The most outspoken critics of the two authors offer studies of tribal cultures with incredibly high carbohydrate intake with lean bodies, little to no diabetes, and little to no neurological diseases. They are quick to accuse them of simply repackaging of the Atkins diet - simply diverting caloric intake from refined carbohydrates to animal proteins and fats. Some of the more eloquent cite the Annals of Internal Medicine, Public Library of Science, and British Medical Journal and publications showing correlation of low-carbohydrate diets with higher risk all-cause mortality. Most critics, however, are then quick to promote their own books - some permutation of carbohydrates, fats, and protein in presumably the next trendy ratio or newly discovered superfood.
With all of this attention, gluten-free foods now enjoy a cult-like following. In the current environment of general wellness, farm-to-table, no-carb, slow food, Atkins, low-carb, Paleo, non-GMO, organic, etc., a gluten-free diet fits many molds and hits many high notes. It forces followers to avoid processed foods, avoid most alcohol, and to consume more fruits, vegetables, and lean organic meats. Even the carbohydrates it does allow add a variety of whole grains often missing from the standard American diet – amaranth, quinoa, and millet for example.
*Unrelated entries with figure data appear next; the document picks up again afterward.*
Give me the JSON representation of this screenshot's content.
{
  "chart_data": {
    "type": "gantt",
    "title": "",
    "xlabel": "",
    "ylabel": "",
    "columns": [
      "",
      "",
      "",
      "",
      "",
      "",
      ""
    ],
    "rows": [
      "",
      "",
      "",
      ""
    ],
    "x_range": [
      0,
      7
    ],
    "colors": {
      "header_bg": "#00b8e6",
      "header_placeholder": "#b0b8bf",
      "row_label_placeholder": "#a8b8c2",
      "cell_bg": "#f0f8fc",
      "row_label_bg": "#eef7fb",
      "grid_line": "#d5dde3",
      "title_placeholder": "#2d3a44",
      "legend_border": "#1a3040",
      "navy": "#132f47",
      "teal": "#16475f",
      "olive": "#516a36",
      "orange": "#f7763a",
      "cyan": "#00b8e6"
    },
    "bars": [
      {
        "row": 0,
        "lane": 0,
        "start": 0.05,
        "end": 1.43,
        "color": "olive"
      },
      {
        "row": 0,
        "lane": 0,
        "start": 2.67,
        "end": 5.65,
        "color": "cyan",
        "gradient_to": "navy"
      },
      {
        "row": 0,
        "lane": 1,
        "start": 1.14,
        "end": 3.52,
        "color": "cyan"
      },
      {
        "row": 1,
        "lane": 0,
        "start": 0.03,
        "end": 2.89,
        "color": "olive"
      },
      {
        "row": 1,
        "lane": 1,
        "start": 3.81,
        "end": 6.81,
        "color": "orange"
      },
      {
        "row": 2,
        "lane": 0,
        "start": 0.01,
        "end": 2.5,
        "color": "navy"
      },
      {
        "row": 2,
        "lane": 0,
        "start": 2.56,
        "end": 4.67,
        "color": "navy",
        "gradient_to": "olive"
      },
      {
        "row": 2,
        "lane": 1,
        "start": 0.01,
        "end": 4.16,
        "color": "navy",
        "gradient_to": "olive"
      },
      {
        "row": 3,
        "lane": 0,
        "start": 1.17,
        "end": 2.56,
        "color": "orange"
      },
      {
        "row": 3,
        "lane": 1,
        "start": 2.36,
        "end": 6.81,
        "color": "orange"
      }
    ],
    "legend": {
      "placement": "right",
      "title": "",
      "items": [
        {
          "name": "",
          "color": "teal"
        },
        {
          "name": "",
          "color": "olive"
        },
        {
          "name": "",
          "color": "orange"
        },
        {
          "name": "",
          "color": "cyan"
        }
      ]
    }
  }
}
Perhaps most responsible for the current popularity, it helps people subjectively “just feel better” and pockets of gluten-free supporters continue to sprout up nationwide through word of mouth. No surprise, but given this increasing demand, both corporations and the government are listening. The FDA is introducing new labeling requirements for gluten-free foods, and the market of gluten-free products is estimated to reach anywhere from $5 to $15 billion dollars in 2016 according to a recent New York Times article. At the end of the day, my advice to all patients includes proper diet and regular exercise. So far, peer review has helped both the Mediterranean and DASH diets to the forefront of cardiac mortality prevention. More research is necessary to include a gluten-free diet in their ranks.
Some of the best advice is usually the most simple – and food author Michael Pollen puts it eloquently: “Eat food. Not too much. Mostly plants.” This is sage advice, and also somehow vaguely gluten-free. Overall, it is a dietary discussion that helps our patients become more mindful of what they are putting into their bodies and I recommend we view this in a positive light. Is it right for some patients? Absolutely. Is it right for everybody? Time will tell.